Elle publie, elle pense, elle lit. Et pourtant, même pour Charlotte Casiraghi, rien n’est simple quand il s’agit de transmettre une passion à ses enfants. Ce lundi 9 février, dans Version Femina, la fille de la princesse Caroline de Monaco s’est livrée avec une sincérité étonnante sur sa vie de mère, à l’occasion de la sortie de son premier essai, La Fêlure, paru il y a quelques jours aux éditions Julliard.
Cet ouvrage, dévoilé le 29 janvier, trace un portrait pudique de Charlotte Casiraghi. On y sent sa sensibilité, sa féminité, son quotidien… et surtout l’importance de sa vie familiale. Car au-delà de l’image, il y a Raphaël, né de sa relation avec Gad Elmaleh, et Balthazar, né de son histoire avec Dimitri Rassam. Deux garçons qu’elle aime profondément, et avec lesquels elle se heurte à un défi que beaucoup de parents connaissent très bien.

La lecture, chez elle, est plus qu’une habitude : c’est un refuge. Une boussole. Mais ce lien évident qu’elle entretient avec les mots n’est pas forcément partagé par ses enfants. Elle le dit sans détour : pour eux, ce n’est pas naturel. Alors elle insiste, sans brusquer. Elle raconte qu’elle leur lit des histoires depuis qu’ils sont tout petits, non pas comme une leçon, mais comme un rituel tendre, un moment qui compte.
Elle décrit ce temps partagé comme une vraie construction affective. Lire, ce n’est pas seulement tourner des pages : c’est se retrouver, se calmer, se parler autrement. Charlotte Casiraghi explique avoir investi ce rendez-vous avec intensité, comme si elle voulait que les livres deviennent, pour ses enfants aussi, un lieu de sécurité. Et chez elle, la littérature est partout : sa maison regorge d’ouvrages, et les livres font partie du décor autant que de la vie.

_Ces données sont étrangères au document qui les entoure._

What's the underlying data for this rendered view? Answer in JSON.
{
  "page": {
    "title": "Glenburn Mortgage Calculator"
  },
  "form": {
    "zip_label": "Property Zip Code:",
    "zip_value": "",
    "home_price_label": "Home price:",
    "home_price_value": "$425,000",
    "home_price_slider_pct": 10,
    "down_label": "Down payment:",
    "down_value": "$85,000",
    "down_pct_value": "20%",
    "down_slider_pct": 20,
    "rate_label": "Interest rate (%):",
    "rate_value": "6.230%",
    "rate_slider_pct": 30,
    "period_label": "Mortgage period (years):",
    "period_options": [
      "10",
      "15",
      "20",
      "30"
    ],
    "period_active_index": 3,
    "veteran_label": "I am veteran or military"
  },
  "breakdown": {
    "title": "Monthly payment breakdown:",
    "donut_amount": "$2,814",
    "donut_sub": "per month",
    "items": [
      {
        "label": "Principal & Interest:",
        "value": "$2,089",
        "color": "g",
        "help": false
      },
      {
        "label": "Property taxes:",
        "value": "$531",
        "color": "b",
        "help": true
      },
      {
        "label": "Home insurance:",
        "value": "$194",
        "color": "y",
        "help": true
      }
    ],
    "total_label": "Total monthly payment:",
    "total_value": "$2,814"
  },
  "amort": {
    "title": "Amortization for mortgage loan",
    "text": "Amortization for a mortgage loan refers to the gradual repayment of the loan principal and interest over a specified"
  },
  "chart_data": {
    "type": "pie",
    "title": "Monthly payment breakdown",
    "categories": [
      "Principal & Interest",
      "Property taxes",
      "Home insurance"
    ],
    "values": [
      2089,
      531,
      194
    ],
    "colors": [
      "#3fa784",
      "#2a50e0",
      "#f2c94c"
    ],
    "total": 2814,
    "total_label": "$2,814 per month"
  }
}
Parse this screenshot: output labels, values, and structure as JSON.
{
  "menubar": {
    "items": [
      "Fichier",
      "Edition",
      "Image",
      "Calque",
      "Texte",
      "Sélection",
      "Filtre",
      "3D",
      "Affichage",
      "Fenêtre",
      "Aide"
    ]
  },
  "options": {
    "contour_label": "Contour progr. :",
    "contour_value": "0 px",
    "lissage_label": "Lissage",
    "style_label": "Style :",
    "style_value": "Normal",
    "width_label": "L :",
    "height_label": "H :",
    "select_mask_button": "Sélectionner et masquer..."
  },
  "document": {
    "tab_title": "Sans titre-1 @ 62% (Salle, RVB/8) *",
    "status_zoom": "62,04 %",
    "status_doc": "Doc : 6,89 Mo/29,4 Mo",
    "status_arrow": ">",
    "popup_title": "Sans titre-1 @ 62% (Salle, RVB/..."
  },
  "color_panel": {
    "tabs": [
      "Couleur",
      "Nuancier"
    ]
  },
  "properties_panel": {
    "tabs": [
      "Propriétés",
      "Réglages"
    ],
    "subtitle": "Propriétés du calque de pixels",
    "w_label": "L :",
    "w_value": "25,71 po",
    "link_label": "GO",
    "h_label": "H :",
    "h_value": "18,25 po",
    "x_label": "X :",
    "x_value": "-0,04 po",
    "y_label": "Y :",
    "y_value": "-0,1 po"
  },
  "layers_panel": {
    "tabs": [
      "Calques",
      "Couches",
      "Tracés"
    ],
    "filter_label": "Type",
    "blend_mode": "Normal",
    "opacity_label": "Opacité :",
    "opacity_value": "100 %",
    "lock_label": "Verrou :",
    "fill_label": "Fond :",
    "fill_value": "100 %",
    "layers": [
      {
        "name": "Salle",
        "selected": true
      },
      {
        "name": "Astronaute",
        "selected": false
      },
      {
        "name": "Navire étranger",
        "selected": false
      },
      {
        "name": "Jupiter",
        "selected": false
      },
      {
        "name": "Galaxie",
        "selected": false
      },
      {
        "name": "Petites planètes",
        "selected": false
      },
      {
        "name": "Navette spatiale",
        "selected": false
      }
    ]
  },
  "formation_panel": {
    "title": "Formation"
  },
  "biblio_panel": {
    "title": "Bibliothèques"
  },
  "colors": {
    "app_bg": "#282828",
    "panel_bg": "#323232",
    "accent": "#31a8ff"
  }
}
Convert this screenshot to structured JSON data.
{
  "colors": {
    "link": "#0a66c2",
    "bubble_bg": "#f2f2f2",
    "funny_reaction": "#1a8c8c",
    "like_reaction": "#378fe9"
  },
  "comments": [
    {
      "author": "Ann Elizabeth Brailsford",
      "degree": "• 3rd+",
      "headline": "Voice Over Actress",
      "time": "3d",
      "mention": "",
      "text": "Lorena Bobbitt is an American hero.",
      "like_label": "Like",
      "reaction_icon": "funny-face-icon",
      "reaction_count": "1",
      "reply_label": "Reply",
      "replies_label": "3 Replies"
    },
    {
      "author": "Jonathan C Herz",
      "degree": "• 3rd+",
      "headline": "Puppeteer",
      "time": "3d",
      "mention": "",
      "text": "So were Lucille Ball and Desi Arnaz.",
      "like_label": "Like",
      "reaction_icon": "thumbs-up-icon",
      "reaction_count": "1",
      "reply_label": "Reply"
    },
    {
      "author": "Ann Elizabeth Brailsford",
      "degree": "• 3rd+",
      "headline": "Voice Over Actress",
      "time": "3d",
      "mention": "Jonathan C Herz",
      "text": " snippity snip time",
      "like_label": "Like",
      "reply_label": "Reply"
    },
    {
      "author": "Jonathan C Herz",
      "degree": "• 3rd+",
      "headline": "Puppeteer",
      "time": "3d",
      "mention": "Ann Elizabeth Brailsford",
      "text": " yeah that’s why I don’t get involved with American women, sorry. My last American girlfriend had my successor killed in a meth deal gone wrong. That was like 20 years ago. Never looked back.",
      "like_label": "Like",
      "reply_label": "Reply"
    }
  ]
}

Mais elle ne se raconte pas une histoire. Même entourés de bibliothèques, Raphaël et Balthazar ne se jettent pas forcément sur les romans. Charlotte Casiraghi le formule avec une lucidité presque désarmante : si eux n’ont pas envie de lire, au moins, les livres restent dans leur environnement. Ils les voient, ils les touchent, ils grandissent avec. Et elle y croit, tout en gardant les pieds sur terre : “Ça infuse mais rien n’est acquis.”
Cette phrase résume tout. La transmission, même avec la meilleure volonté du monde, ne se commande pas. Et Charlotte Casiraghi va plus loin : elle reconnaît que l’adolescence peut tout faire décrocher, même chez les enfants qui lisaient avant. Selon elle, ce n’est pas une question d’envie ou de bonne volonté. C’est l’attention qui change, qui se disperse, qui devient plus difficile à mobiliser. Elle parle même d’un “combat quotidien” pour réintroduire la concentration, et cette réalité-là, beaucoup de parents s’y retrouvent.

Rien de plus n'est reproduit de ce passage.